Ela abaixou o olhar emburrada e tive a impressão de ver uma lágrima rolando, mas não tive certeza por conta da chuva forte.

- Está bem... perdôo você. - disse sem me olhar nos olhos.

- Ótimo, garota esperta! Agora vamos! - corremos de mãos dadas até a portaria, pelo menos dessa vez, o porteiro abriu rápido aquela trava! Subimos as escadas molhando tudo por onde passávamos. Entrei no apartamento, mas ela ficou parada na porta, parecia estar com vergonha.

- Vem, pode entrar! Vou pegar umas toalhas pra gente se secar. Depois seria bom tomar um banho, se não vamos ficar doentes e isso não seria legal. - caminhei até meu guarda roupa e peguei algumas toalhas.

- Você não precisa fazer isso. - ela disse olhando pela janela.

- Fazer o que?

- Ser legal comigo.
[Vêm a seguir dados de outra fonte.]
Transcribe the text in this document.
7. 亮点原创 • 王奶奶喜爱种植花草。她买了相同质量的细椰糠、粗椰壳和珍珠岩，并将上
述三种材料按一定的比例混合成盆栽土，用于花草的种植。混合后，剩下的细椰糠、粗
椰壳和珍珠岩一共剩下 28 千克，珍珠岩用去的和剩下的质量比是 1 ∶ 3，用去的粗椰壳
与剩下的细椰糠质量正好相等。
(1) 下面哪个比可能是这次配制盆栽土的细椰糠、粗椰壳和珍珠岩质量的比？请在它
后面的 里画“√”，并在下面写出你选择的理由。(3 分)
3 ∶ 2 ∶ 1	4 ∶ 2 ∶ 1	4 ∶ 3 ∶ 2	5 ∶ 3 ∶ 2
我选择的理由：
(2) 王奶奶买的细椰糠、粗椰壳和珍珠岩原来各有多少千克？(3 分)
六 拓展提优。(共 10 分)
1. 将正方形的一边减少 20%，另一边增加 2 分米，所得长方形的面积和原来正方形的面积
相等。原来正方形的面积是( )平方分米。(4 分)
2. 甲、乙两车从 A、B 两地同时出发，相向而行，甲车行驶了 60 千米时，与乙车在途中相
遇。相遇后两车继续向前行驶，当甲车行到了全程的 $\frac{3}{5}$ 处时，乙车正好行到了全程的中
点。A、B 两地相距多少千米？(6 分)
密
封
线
Você não quer isso.

- Vitória - envolvi a toalha em seus ombros e os segurei firme, fazendo com que ela olhasse pra mim - eu sei que fui grossa sem motivo algum, e isso foi muito errado. Mas agora eu quero ser legal com você, e concertar tudo, sério. Agora vou preparar nosso miojo enquanto você toma um banho. Você vai dormir aqui hoje.

Ela não disse nada, só me olhou por alguns segundos e me deu um abraço. Demorei a corresponder, mas não resisti, me abaixei, envolvi os braços nela e encostei sua cabeça no meu ombro. Eu tinha medo do que estava acontecendo, e do que ainda podia acontecer, mas Vitória não tinha culpa dos fantasmas do passado que me assombravam, eu não podia fazer com ela, o que um dia fizeram comigo, eu precisava fazer diferente! Ainda que isso custasse mais dor pra mim.

Depois de tomarmos banho, acomodei ela em minha cama, e me ajeitei em um colchonete velho no chão. De onde eu estava podia vê-la dormindo... Eu conhecia as minhas marcas, minhas dores, e os caminhos por onde andei. Mas e Vitória? O que teria acontecido pra que uma menina linda como ela, estivesse passando por isso? Eu tinha certeza que em breve eu iria descobrir.

- Boa noite Vitória! - cochichei.

- Boa noite moça Gisele... - ela cochichou de volta, sonolenta, e sorriu ainda de olhos fechados. - Obrigada por tudo...

Eu ainda não sabia, mas era eu quem deveria agradecer.